A ideia de que o Exército havia escorraçado
a PM injetou uma tensão desnecessária àquele ambiente carregado. O que poderia
ter sido limonada virou limão.
Arquivo vivo
Seja qual for o governo, o chefe do serviço
de segurança sabe, e guarda, segredos dos titulares.
O general GDias chefiou a segurança de Lula
durante seus dois primeiros governos.
Nos últimos quatro anos, com Bolsonaro na
Presidência, GDias mostrou que tinha boa memória.
Moral variável
Depois de deixar o cargo, GDias deu uma
entrevista à repórter Delis Ortiz: lembrou seus 40 anos de serviços ao
Exército, defendeu sua moral e criticou a reportagem de Leandro Magalhães, que
expôs seus movimentos no Planalto no dia 8 de janeiro. Tudo bem.
No mesmo dia, o general da reserva deveria
ter comparecido à Comissão de Segurança Pública da Câmara dos Deputados para
falar sobre o dia dos atos, mas faltou, apresentando um atestado médico da
Coordenação de Saúde da Presidência.
Seu quadro clínico exigiria medicação e
observação, “devendo ter ausência em compromissos justificados por motivo de
saúde”.
Noves fora o mau português, ficaram mal o
paciente e o médico que assinou a peça.
941 na transição
Vitorioso nas urnas, Lula mobilizou uma
equipe de 941 pessoas, divididas em 31 grupos temáticos que lidavam com 217
assuntos. Cinco pessoas cuidavam da área da Defesa, 40 da Justiça e Segurança
Pública.
Ao que se sabe, nenhum servidor civil ou
militar do Gabinete de Segurança Institucional de nível médio foi substituído.

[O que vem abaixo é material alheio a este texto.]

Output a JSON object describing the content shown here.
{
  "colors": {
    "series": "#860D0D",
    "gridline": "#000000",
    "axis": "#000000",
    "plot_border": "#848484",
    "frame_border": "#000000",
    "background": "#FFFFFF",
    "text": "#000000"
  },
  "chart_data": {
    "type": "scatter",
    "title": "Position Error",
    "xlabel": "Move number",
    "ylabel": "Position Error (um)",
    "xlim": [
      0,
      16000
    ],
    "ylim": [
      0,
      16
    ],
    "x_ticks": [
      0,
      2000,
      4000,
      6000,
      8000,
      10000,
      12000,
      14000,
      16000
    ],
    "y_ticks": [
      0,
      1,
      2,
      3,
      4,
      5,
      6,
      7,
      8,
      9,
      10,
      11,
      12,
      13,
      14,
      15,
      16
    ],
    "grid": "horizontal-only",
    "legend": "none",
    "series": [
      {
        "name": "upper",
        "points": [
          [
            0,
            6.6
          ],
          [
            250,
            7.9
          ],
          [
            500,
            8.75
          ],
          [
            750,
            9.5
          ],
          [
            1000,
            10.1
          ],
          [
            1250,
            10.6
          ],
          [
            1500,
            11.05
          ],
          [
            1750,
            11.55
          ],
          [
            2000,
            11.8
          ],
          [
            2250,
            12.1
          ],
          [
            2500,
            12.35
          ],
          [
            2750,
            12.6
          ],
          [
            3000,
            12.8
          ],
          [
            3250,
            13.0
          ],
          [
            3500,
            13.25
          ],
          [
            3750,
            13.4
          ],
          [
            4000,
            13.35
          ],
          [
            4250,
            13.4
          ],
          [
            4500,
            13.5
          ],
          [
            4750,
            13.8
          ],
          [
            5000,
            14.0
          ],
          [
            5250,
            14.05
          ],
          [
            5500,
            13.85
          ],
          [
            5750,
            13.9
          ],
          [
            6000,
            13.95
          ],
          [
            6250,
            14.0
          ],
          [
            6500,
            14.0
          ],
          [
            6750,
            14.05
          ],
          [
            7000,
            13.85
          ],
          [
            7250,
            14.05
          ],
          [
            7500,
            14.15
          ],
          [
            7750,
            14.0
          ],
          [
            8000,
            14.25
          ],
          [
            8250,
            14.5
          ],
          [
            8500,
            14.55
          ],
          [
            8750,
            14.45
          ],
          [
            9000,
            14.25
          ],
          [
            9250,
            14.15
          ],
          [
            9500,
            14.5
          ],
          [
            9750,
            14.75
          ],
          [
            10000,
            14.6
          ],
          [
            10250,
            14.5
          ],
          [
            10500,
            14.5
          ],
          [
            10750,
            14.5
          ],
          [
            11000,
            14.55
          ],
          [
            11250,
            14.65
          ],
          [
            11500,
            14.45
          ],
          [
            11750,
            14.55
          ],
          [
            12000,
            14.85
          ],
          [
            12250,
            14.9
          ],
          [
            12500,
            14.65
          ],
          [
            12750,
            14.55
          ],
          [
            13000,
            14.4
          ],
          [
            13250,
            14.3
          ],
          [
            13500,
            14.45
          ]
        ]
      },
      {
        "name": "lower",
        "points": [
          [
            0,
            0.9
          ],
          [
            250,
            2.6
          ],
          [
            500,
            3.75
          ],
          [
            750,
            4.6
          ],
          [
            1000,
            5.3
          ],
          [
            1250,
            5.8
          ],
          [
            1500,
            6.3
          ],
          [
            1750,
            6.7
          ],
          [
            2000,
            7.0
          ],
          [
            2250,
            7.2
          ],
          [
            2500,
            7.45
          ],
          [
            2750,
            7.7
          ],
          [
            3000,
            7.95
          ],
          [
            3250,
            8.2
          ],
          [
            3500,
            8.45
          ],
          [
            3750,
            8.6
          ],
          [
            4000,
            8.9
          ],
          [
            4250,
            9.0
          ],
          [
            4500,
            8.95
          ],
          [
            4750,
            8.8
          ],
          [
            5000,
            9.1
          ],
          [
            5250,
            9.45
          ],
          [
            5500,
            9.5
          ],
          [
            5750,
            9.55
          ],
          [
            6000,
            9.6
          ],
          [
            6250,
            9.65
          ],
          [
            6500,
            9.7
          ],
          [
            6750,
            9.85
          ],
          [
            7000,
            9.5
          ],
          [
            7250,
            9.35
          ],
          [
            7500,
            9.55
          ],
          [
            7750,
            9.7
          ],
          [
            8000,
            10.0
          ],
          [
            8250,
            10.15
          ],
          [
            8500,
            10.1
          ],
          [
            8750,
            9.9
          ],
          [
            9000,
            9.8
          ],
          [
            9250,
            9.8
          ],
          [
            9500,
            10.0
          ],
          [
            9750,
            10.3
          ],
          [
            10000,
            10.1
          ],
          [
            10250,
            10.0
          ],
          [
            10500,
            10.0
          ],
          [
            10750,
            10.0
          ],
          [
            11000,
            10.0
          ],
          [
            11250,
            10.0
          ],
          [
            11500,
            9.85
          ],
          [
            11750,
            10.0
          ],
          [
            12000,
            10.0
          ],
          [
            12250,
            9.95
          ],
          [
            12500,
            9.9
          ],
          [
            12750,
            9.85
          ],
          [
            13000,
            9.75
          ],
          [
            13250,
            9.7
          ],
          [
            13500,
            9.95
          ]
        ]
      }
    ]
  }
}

O major que no dia 8 de janeiro dava
literalmente refresco um invasor, passando-lhe uma garrafa de água, era o
responsável pela segurança do Palácio naquele domingo.
Risco no agro
As invasões do MST, bem como a presença de
seu líder João Pedro Stédile na comitiva de Lula na viagem à China, debilitaram
a banda do agronegócio que se opõe aos agrotrogloditas bolsonaristas.
Madame Natasha
Madame Natasha adora uma CPI, mas teme que
a Comissão de Inquérito do 8 de janeiro lhe lese os nervos, trazendo de volta a
onipresente palavra “narrativa” para designar o que se pode chamar de versão,
entendimento e, às vezes, de opinião.
Um bolsonarista dizendo que Lula tolerou os planos e as ações golpistas, não estaria apresentando uma narrativa, mas apenas dando sua opinião ou, talvez sua versão.